Оперная прима не забыла о своей собственной мизерабельности в страшное предвоенное время, не забыла и щедро оплачиваемые Леонеллой уроки пения; обещала помочь — и помогла незамедлительно. Благодаря ее вмешательству Леонелле теперь улыбалось заводское начальство, потому что самодеятельность очень поощрялась Министерством культуры. Теперь она уходила из дому в полдень, а возвращалась поздно вечером. За Бетти она была спокойна — за ней присматривала тетушка Лайма, щедро отдавая накопившуюся любовь, так и не востребованную собственными внуками по причине их отсутствия. Она и слышать не хотела ни о каких деньгах, помилуй Бог, госпожа Эгле! Однако госпожа Эгле, веря в бескорыстные намерения, не верила в безвозмездные услуги и раз в месяц аккуратно рассчитывалась с дворничихой.
По правде говоря, настоящей мизерабельности она не испытала, ибо время от времени на ее имя приходили местные денежные переводы без обратного адреса. Угадать отправителя большого труда не составляло, но не было возможности поблагодарить. Особенность денег в том, что они всегда оказываются кстати, а Макс — она имела возможность убедиться — относился к ним очень легко.
…Утром, отправив девочку в школу, Леонелла тщательно собиралась. Зеркало давно отказалось от всяких компромиссов и говорило только правду, как в сказке, которую они читали с Бетти. Зеркало помнило ее двадцатипятилетний возраст: он длился долго, и отменила его даже не война, а девочка в корзинке. Не нужно стало каждый день доказывать требовательному стеклу, что тебе двадцать пять, когда и ты, и оно твердо знали: сорок, да и в самом зеркале почти отпала необходимость, потому что девочку ее возраст не интересовал. Сама Леонелла смотрела не в зеркало, а в дочкино лицо. Зеркало нужно было, чтобы торопливо поправить волосы, а не затем вовсе, чтобы заметить восхищенный взгляд Бергмана; однако заметила.
Теперь — дело другое: чужие взгляды, и не всегда доброжелательные. Мало выглядеть хорошо — надо выглядеть уверенно, ты — артистка.

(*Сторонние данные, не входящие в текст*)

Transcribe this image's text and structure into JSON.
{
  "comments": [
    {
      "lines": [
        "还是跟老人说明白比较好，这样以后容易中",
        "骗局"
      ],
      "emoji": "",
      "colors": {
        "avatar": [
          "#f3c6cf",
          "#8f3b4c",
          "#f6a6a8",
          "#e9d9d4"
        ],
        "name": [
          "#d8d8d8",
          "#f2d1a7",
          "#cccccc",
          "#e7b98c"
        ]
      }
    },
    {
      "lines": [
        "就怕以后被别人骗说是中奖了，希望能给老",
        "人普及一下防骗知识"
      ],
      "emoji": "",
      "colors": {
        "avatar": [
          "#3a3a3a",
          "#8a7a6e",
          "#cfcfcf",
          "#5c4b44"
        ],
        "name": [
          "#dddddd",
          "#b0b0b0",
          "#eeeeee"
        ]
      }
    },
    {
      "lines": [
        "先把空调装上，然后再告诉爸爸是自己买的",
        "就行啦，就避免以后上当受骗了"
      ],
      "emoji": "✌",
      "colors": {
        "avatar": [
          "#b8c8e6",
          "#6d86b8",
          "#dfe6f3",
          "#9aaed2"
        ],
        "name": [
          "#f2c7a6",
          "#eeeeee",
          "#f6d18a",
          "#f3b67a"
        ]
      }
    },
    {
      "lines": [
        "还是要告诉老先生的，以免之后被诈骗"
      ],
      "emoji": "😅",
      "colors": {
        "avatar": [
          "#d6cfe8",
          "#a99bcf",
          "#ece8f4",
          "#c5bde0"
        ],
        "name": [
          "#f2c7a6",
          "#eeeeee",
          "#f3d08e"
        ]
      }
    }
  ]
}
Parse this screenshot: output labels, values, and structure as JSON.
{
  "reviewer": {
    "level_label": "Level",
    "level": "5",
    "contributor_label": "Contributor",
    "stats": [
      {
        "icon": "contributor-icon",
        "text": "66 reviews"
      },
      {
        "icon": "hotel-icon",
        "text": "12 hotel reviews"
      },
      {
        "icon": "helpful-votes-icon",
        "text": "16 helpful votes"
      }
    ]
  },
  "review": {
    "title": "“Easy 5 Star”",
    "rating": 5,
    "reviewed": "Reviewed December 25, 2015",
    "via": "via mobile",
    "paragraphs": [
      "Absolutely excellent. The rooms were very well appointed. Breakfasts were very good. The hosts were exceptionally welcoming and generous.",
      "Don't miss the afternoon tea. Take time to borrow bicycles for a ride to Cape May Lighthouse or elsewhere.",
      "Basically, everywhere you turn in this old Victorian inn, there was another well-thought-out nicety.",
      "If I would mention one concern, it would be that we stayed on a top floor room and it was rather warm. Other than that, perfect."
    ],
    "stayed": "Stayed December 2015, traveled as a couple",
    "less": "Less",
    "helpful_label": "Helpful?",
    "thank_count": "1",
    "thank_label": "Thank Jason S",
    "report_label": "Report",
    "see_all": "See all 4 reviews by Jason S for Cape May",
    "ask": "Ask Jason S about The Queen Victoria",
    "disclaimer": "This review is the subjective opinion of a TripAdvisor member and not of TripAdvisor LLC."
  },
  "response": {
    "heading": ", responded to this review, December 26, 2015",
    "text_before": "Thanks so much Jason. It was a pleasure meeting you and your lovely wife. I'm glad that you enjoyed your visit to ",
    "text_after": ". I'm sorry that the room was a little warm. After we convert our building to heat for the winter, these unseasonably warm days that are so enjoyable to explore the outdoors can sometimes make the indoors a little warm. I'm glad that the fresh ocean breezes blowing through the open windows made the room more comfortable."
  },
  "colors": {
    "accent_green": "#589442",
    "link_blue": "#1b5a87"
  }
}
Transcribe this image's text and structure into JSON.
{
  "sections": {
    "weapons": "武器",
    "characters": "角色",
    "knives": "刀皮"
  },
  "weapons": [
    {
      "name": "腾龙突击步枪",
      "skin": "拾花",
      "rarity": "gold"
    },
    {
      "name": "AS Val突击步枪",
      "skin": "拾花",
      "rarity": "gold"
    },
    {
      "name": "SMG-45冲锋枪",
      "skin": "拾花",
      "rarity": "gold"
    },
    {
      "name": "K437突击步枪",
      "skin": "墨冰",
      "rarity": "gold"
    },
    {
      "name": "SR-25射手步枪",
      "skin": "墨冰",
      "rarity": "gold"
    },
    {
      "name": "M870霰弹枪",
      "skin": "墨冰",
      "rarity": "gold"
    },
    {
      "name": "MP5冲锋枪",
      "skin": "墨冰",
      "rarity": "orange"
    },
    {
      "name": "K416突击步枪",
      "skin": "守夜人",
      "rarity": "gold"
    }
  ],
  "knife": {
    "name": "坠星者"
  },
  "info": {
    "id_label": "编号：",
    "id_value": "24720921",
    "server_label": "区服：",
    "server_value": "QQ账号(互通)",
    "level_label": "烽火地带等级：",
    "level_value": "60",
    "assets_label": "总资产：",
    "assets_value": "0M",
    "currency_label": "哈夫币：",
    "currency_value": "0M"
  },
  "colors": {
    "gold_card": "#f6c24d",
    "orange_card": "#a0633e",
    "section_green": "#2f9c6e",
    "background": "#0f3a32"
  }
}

Странным образом статус артистки прочно закрепился за Леонеллой — возможно, потому, что, страстно желая ею быть, она играла роль артистки и вжилась в эту роль. Многим нравилась ее манера исполнения: негромкий голос (Леонелла знала свои возможности), задушевная интонация и какая-то особая улыбка. Особенно хороша она была в национальном костюме, с традиционной брошью на груди и обручем на волосах, падающих красивой и все еще золотистой волной. Выступать она не любила и пела очень редко, разве что по «настоятельному желанию публики». Кружком руководила так же, как некогда оперная певица — ею, то есть учила сообразовываться с собственными голосовыми данными и держаться на сцене так, чтобы каждый зритель был уверен, что поешь лично для него. Научить шарму невозможно, однако несколько девиц из ее кружков уже вышли замуж, а другие, вдохновившись их примером, пылко заинтересовались народными песнями и ринулись в самодеятельность.